Tribe

In 2008, Seth Godin published a book called Tribes which I have, full disclosure, not yet read. That said, it was talked about a lot at the time, this idea of finding your group of like-minded people, and it stuck with me. It stuck with a lot of people, and for good reason. Aren’t we all looking for people who resonate with us? Who feel like extended family? Who feel, somehow, connected?

Here are some quotes from Godin, conveniently furnished by Amazon. (I’ve ordered the book, but felt the urge to start writing beforehand…Such is the luxury of blogging vs journalism, I guess.)

• “A tribe is a group of people connected to one another, connected to a leader, and connected to an idea.”

• “A group needs only two things to be a tribe: a shared interest and a way to communicate.”

• “Tribes need leadership. Sometimes one person leads, sometimes more. People want connection and growth and something new.

I was reminded about all this in the context of my brother, and my ongoing question of how he survived 8 years in the most extreme quarantine anyone could imagine, in a sterile “bubble” room at the National Institutes of Health.

One answer that pops up immediately is, well he had his Tribe. My memories of my brother are not of him, sitting alone in his sterile room, facing an empty abyss. They are peopled with….people. All kinds of people.

My parents and I, of course. But also his doctors, and their families, who eventually gravitated to the non-sterile side of the curtain to hang out with Ted. Nurses. The one best friend who stuck with him from diagnosis to death, and who brought in another buddy. A local disc jockey, who Ted started calling on the night shift, and who started visiting. A guitar teacher, who worked at a local guitar store Ted was able to visit, off hours, in a special spacesuit, and who then became Ted’s guitar teacher and then family. Writers. Teachers.

There were more. I remember some faces but not names. I remember stories about what people did….a doctor who lived nearby, near enough to see Ted’s window, and who used to exchange messages with him via flashlights and Morse code. That’s all I know about him. There are other people who were part of his circle I’ll never know. There are people who I learned about, only after his death, and after my first book came out, who emerged, via letters and email, to share a story about Ted.

All of these people, per Godin’s quotes above, shared one thing in common, my brother, the hub of a wheel, who inspired them with his courage, but also drew from them. As a kid, I didn’t really know what I was seeing or experiencing, just that there were all these people in our lives who showed up, as their best selves, willing and wanting to be part of Ted’s circle.

In the midst of the horror of his situation, there was this. And it was magic. My brother brought out the authentic in people, not only because he was that way himself, but because his situation, I think, so clearly, as extreme illnesses do, put everything in perspective.

And there he was, negotiating it, day in and day out. We, all of us in his Tribe, got on the bus, and learned to do it, with him. My brother was special from the get-go, but he was not so special that he knew how to do this right away. He learned it. He was angry at first, my mother tells me. Just as a lot of us are angry about what’s going on now in COVID-world. My mother likes to say, “He conquered that room.”

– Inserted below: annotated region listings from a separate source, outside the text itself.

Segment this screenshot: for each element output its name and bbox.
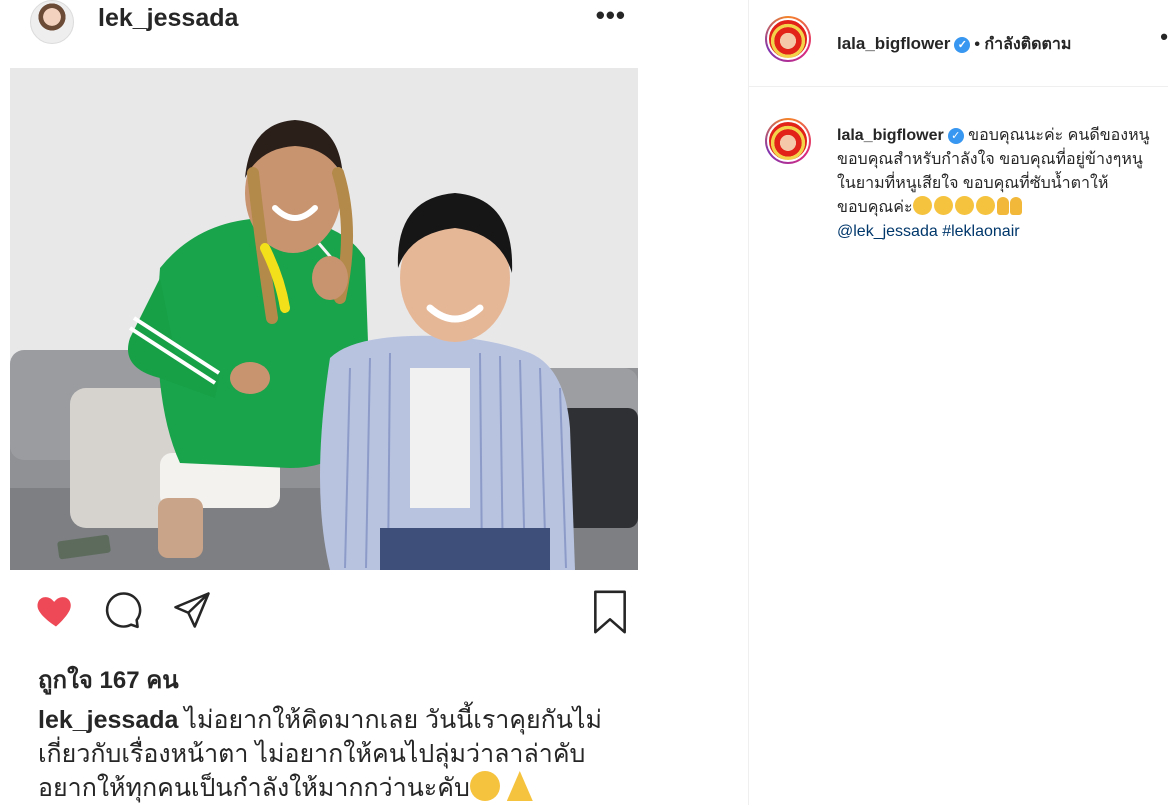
mention-link[interactable]: @lek_jessada [837, 223, 938, 240]
post-header: lek_jessada ••• [26, 0, 636, 52]
hashtag-link[interactable]: #leklaonair [942, 223, 1019, 240]
post-caption: lek_jessada ไม่อยากให้คิดมากเลย วันนี้เรา… [38, 703, 638, 805]
comment-button[interactable] [100, 588, 144, 637]
panel-divider [748, 0, 749, 805]
victory-hand-icon [1009, 197, 1022, 215]
caption-username[interactable]: lek_jessada [38, 706, 178, 734]
post-photo[interactable] [10, 68, 638, 570]
share-button[interactable] [170, 588, 214, 637]
share-icon [174, 592, 210, 628]
panel-header: lala_bigflower ✓ • กำลังติดตาม • [749, 0, 1168, 87]
verified-icon: ✓ [947, 128, 964, 144]
panel-avatar-image [767, 18, 809, 60]
victory-hand-icon [996, 197, 1009, 215]
comment-username[interactable]: lala_bigflower [837, 127, 944, 144]
panel-username-row: lala_bigflower ✓ • กำลังติดตาม [837, 32, 1071, 57]
more-options-button[interactable]: ••• [596, 0, 626, 31]
bookmark-button[interactable] [588, 588, 632, 641]
smiling-hearts-icon [954, 196, 974, 215]
verified-icon: ✓ [954, 37, 971, 53]
heart-icon [37, 597, 71, 627]
crying-face-icon [933, 196, 953, 215]
comment-icon [105, 592, 142, 629]
post-card: lek_jessada ••• ถูกใจ 167 คน lek_jessada… [0, 0, 650, 805]
comment-avatar-image [767, 120, 809, 162]
photo-illustration [10, 68, 638, 570]
panel-avatar[interactable] [765, 16, 811, 62]
smiling-face-icon [469, 771, 500, 801]
comment-body: lala_bigflower ✓ ขอบคุณนะค่ะ คนดีของหนู ข… [837, 124, 1159, 244]
panel-more-button[interactable]: • [1160, 24, 1168, 50]
following-button[interactable]: • กำลังติดตาม [974, 36, 1071, 53]
bookmark-icon [594, 590, 626, 634]
folded-hands-icon [506, 771, 533, 801]
crying-face-icon [912, 196, 932, 215]
smiling-hearts-icon [975, 196, 995, 215]
author-username[interactable]: lek_jessada [98, 4, 238, 33]
like-button[interactable] [34, 588, 78, 637]
post-actions-bar [30, 588, 640, 638]
author-avatar[interactable] [30, 0, 74, 44]
comment-avatar[interactable] [765, 118, 811, 164]
panel-username[interactable]: lala_bigflower [837, 34, 950, 53]
like-count[interactable]: ถูกใจ 167 คน [38, 660, 179, 699]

His Tribe helped. Looking back, I am so grateful to Ted’s Tribe, and I miss them. We all dispersed after Ted’s death, in too much pain perhaps, or maybe it was that we did not know how to cohere without our hub, my brother, holding us together. I do know that, for a time, I was part of something both wrenchingly awful and beautiful at the same time. And I miss that, awfulness and all.

There’s a line from Moby Dick (full-disclosure number 2: I never finished it) that’s something like (see, I’m even too lazy to look it up…I love blogging) “Only I have survived to tell the tale.” It’s the last man standing at the end of the book, who survives to tell the tale of Moby Dick and the boat. I used that line near the end of The Empty Room, my book about sibling loss.

I think I meant it in the sense that my parents generally chose not to talk about Ted, at the time. But I also think there was a part of me that saw myself as the sole voice, or witness, who could. And that, I now realize, is wrong.

There was his Tribe. They’ve been carrying this experience around all these years, just as I have. And I have, as I mentioned, been trying to find them, these many years later, to interview them. It is both terrifying (because I’ll probably cry—hi, how have you been since 1980, sob) and thrilling. But soon, terror or not, I’ll begin calling them.